There is a status page, available on the web we watch while in our detector control room which shows what the LHC beam people are up to. This is a live, constantly updated picture.
What you have to remember is there are the accelerator people (LHC) and then there are the detector people (CMS, ATLAS, LHCb, ALICE…) and we’re all in separate control rooms far from each other. So the LHC, which provides the proton collisions, has to keep the detector people informed about what’s going to happen and when. This status page is one way of keeping the detector people informed.

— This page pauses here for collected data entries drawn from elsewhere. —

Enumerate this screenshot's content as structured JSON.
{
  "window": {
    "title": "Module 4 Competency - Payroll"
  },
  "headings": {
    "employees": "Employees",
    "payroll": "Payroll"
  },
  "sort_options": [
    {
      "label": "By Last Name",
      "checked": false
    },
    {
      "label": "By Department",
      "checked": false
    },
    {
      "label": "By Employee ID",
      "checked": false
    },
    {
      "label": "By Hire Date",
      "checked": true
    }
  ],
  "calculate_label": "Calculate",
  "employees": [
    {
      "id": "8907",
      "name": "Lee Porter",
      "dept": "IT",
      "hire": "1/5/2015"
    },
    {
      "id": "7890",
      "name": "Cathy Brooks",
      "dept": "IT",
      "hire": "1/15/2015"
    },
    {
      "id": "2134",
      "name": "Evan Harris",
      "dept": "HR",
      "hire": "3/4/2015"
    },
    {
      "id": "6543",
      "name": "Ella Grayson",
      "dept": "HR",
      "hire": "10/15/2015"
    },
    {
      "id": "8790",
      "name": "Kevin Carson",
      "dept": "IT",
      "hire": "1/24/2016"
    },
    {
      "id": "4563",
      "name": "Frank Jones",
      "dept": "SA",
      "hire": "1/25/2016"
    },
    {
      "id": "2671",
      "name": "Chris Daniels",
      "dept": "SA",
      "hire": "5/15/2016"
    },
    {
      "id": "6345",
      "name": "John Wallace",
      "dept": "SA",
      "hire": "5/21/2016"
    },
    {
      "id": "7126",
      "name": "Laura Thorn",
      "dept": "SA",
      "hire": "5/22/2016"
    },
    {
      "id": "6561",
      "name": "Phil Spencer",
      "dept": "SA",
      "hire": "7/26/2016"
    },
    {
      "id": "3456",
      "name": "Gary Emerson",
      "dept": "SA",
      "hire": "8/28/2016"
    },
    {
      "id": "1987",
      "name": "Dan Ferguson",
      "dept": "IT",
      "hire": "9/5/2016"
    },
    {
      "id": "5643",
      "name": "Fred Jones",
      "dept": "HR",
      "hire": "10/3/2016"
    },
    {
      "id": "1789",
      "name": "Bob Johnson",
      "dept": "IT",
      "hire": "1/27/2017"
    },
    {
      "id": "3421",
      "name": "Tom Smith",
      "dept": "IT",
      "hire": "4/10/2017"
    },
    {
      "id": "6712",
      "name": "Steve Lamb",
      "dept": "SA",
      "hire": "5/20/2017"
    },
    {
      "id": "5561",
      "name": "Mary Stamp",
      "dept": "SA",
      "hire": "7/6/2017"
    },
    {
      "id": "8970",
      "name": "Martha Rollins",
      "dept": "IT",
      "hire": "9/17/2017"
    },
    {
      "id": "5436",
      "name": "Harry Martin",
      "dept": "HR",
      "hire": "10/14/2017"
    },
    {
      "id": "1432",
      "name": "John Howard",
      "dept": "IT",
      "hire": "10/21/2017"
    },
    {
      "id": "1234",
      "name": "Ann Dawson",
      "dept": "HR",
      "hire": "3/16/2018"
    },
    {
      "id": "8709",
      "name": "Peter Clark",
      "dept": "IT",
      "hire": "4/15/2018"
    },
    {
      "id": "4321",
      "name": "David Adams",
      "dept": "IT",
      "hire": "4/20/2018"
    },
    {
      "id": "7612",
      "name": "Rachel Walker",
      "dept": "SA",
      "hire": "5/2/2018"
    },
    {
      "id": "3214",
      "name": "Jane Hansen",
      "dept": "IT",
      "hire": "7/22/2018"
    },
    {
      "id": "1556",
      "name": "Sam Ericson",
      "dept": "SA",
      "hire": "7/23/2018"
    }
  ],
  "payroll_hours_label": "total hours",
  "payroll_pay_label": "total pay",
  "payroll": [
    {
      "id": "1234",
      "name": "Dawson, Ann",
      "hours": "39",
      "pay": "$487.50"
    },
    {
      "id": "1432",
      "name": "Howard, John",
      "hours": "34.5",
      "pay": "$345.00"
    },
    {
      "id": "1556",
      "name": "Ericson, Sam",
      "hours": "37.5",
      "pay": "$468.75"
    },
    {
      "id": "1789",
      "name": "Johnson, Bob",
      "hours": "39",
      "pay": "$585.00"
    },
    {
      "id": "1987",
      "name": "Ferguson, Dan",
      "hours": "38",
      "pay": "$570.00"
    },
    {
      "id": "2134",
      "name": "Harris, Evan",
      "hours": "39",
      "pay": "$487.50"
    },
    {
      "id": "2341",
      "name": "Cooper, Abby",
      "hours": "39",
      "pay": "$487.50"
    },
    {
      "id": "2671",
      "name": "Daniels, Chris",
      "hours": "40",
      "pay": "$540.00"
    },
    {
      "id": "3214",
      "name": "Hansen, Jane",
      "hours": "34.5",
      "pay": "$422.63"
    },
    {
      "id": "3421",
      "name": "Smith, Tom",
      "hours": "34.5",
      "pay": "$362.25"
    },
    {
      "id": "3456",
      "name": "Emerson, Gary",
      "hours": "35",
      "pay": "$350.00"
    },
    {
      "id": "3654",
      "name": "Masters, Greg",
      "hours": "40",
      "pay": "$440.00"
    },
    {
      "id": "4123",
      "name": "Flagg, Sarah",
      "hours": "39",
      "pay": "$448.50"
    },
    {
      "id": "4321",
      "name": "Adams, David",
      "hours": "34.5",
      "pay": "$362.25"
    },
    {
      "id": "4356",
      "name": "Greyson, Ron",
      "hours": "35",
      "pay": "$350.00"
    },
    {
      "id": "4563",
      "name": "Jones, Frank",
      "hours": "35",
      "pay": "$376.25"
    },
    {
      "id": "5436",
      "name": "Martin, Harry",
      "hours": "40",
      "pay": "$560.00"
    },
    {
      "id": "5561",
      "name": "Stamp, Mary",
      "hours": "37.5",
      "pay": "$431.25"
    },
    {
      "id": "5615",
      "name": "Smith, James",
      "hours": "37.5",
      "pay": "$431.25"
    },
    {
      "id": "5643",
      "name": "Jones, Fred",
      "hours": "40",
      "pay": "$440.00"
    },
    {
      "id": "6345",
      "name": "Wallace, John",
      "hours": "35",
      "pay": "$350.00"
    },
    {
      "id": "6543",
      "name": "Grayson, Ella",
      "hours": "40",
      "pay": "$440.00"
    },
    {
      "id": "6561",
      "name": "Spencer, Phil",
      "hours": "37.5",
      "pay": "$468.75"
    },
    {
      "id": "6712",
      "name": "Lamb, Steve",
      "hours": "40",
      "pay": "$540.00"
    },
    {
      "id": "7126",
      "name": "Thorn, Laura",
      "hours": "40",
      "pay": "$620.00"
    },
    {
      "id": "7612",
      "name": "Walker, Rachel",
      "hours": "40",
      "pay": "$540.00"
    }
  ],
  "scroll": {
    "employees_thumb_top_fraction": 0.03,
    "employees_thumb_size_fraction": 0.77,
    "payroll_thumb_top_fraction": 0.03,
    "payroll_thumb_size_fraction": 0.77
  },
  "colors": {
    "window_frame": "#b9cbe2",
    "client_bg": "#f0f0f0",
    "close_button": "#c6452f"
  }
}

The large graph in the middle (if there) shows the “intensity vs time” of the two proton beams (B1 & B2). Anything less than “1E9” is zero – no beam. While “intensity” is a count of number of protons in the beam, “energy” of these protons is a different thing, and listed at the top-center. At the time of this writing, I can see “E: 450 GeV”. That number will make it’s way up to 3,500 GeV in several weeks.
The “comments” box is also useful to watch, as it typically tells us what the LHC beam people are about to do. There, one might also see phrases like “beam dumped” which means the beam was purposefully thrown away – slammed into a giant wall underground. “Injection” means putting protons into an accelerator. If you’re curious, there is a full list of LHC acronyms you might see.
Keep an eye out for green “true” images in the lower right by “Stable Beam”, because that’s when we can have good proton collisions to record.